The anger fled – I watched it bleed out of his expression – and he stepped close to me. He reached to take my face in his hands but stopped himself. Instead, he settled on gripping my wrists and leaning close. ‘What happened, Clover? Why won’t you talk to me? I thought we had fun together. I wanted to see you again. And you … won’t see me. So I just need you to tell me to my face that you don’t want to see me.’ He frowned slightly and squeezed my wrists. ‘I’m stubborn that way. I just need you to tell me to my face.’

‘I …’ His eyes were locked on me and my heart was beating fast. Way too fast, it seemed, for my body to continue to cage it. I swallowed hard, trying to tear my gaze from his lips. ‘I’m sorry. I just thought … it was the strangeness, the storm that made you want me. I was just trying to fade into the background.’

‘Why?’ He tugged me forward. He wanted to kiss me but he didn’t. Watching him restrain himself made my stomach tumble with nervous energy.

‘With some grace,’ I finished quickly.

‘I don’t want you to fade away. And if you want me to –’ he said, pulling me flush to him. His body was warm and hard and I had the fleeting thought that if I moved against him gently, rubbed my body against his, I could elicit a response from him to prove he was still attracted to me. I forced myself to stay still as he went on. ‘Jesus, Clover, if you want me to fade away you need to tell me.’

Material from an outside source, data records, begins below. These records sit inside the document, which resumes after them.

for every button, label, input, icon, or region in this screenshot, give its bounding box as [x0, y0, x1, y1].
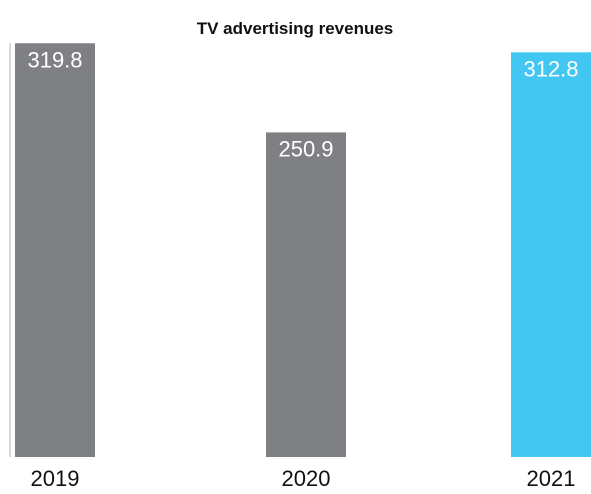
value-label-2019: 319.8: [27, 47, 82, 72]
category-label-2019: 2019: [31, 466, 80, 491]
value-label-2020: 250.9: [278, 136, 333, 161]
category-label-2020: 2020: [282, 466, 331, 491]
bars-group: 319.8 2019 250.9 2020 312.8 2021: [15, 43, 591, 491]
category-label-2021: 2021: [527, 466, 576, 491]
value-label-2021: 312.8: [523, 56, 578, 81]
bar-2021: [511, 52, 591, 457]
chart-title: TV advertising revenues: [197, 19, 394, 38]
bar-2019: [15, 43, 95, 457]
bar-2020: [266, 132, 346, 457]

‘I don’t.’ It came out of me fast and I bit my lip. ‘But I feel like we won’t … we’re not a good fit, you and I. Not in real life.’

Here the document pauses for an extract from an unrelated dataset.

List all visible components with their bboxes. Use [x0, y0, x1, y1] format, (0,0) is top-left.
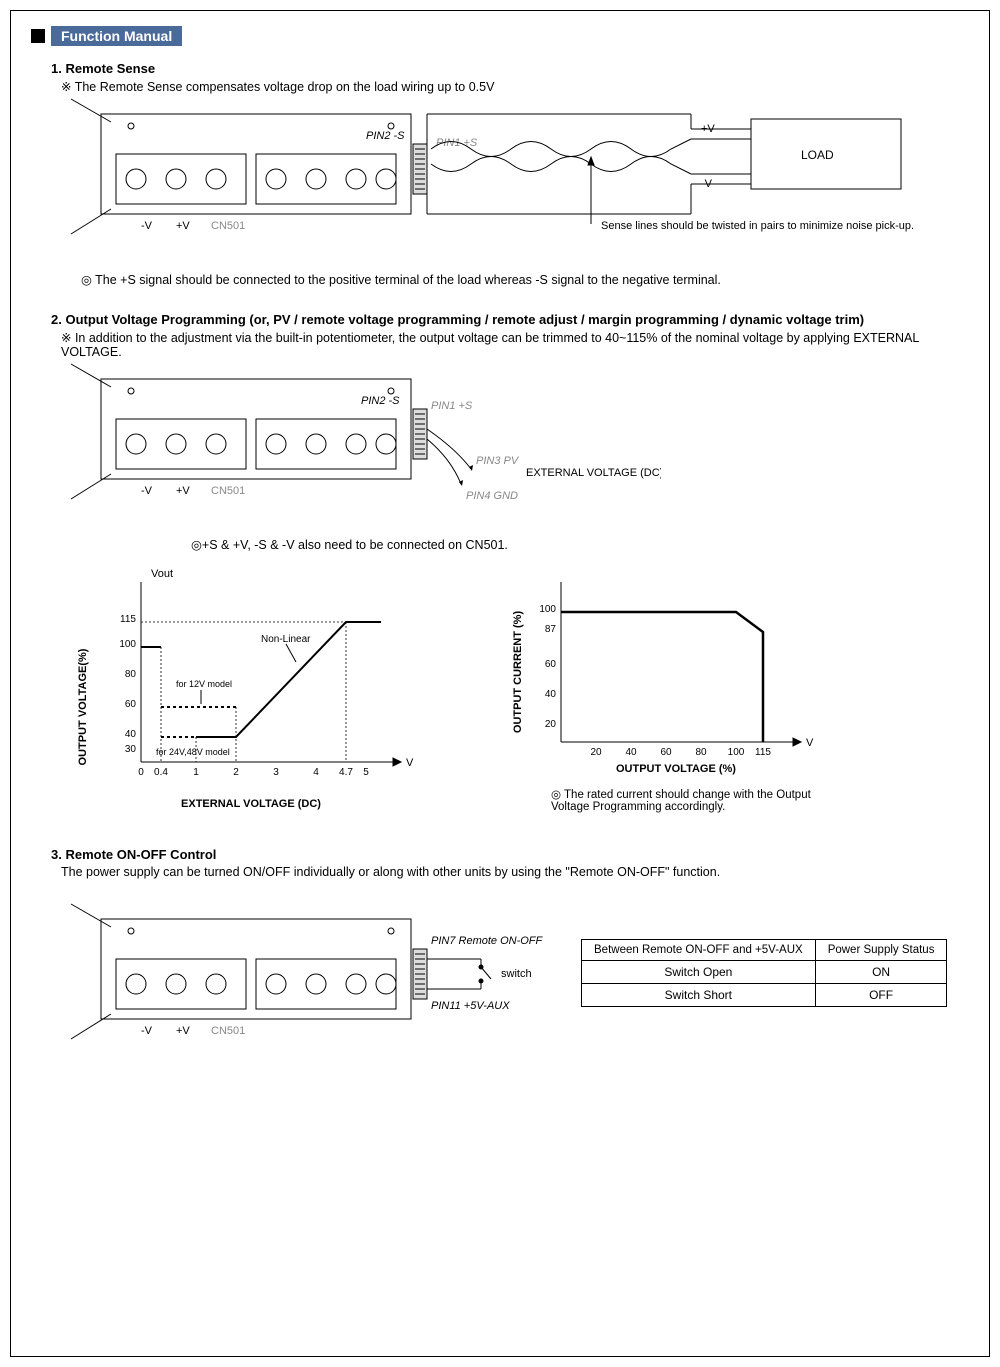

He shook his head and cupped the back of mine. His lips were hot and aggressive, his breath a runaway thing as he kissed me. I was stiff in his arms at first, but when his tongue touched mine my sense memory kicked in. I remembered every stroke of his tongue over mine. The feel of his lips on my skin. The feel of his mouth on me, making me come. The sensation of him entering me. It all shotgunned through my memory with a force that made me gasp.